Out of curiosity, I asked Debito through Facebook what is going on. He tells me that someone named Lance Braman [or someone purporting to be Lance, right?] filed a DMCA complaint with the firm that hosts Debito’s site. [Update 10/8/11: Debito has updated this to make clear that the only connection to Braman is that the DMCA letter was filed regarding Braman’s writings.] The claim is that, since Braman had written two letters-to-the-editor to the Japan Times, and the Japan Times published those letters, that Braman has a copyright claim to those publicly disseminated letters. (This is to say, that he did not give over his copyright rights to Japan Times when he submitted his opinion pieces for publication.)

I am not a DMCA expert–although I am ahead of most lawyers–but the argument sounds totally frivolous. The Japan Times might have a claim, but Braman does not.

To me, this looks like a hoax perpetrated by the Tepido Twelve–as Braman was part of that group until he stopped posting there suddenly a few months ago.

My own view about takedown notices is that you fight them all the way through. You respond to them, and then when the other side does not go forward with their frivolous copyright claim, make sure they are stuck for their action–if the point isn’t clear by then. Almost always, it is.

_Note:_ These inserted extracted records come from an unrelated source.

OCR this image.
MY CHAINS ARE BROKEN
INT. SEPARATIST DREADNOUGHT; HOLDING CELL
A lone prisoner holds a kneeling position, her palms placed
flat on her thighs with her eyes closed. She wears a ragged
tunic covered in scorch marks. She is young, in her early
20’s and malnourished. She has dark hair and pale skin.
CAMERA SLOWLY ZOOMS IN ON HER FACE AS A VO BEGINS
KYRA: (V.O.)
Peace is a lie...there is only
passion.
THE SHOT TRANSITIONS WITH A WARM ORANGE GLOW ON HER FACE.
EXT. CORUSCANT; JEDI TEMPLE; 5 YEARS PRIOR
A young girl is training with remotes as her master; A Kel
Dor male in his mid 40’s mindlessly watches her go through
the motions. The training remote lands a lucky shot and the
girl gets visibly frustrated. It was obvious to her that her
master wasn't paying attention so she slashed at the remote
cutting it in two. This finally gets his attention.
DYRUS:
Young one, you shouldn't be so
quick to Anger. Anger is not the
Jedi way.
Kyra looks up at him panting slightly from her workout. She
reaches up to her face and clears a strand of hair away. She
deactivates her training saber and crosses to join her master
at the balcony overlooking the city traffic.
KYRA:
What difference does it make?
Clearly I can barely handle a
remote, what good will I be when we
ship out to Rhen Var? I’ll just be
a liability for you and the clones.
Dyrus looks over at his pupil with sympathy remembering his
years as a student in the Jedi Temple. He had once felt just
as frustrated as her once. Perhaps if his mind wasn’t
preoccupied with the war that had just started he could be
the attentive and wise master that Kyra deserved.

As someone who was an early adopter on blogging technology, I learned early that the Law hasn’t come as rapidly to internet things as it should. I feel that, inevitably, there will be online, summary, courts for these various disputes that turn up on the net. We don’t need the big corporations like Google or Microsoft determining what the rules will be. We need recognized law—the court system. The trouble is, the court system is underfunded and jam-packed with so-called “real world” matters.

Remember, this critique goes to the right to say, not endorsement of whatever content is said. Both the Debito and Tepido sites have material that I don’t agree 100% with. Where each side is not doing something outside of what the boundaries of free speech would permit, I defend the people’s right to say it.

The idea that someone is going to use frivolous DMCA takedown notices to silence one faction or the other is a situation that we all should pay attention to; and, frankly, not tolerate.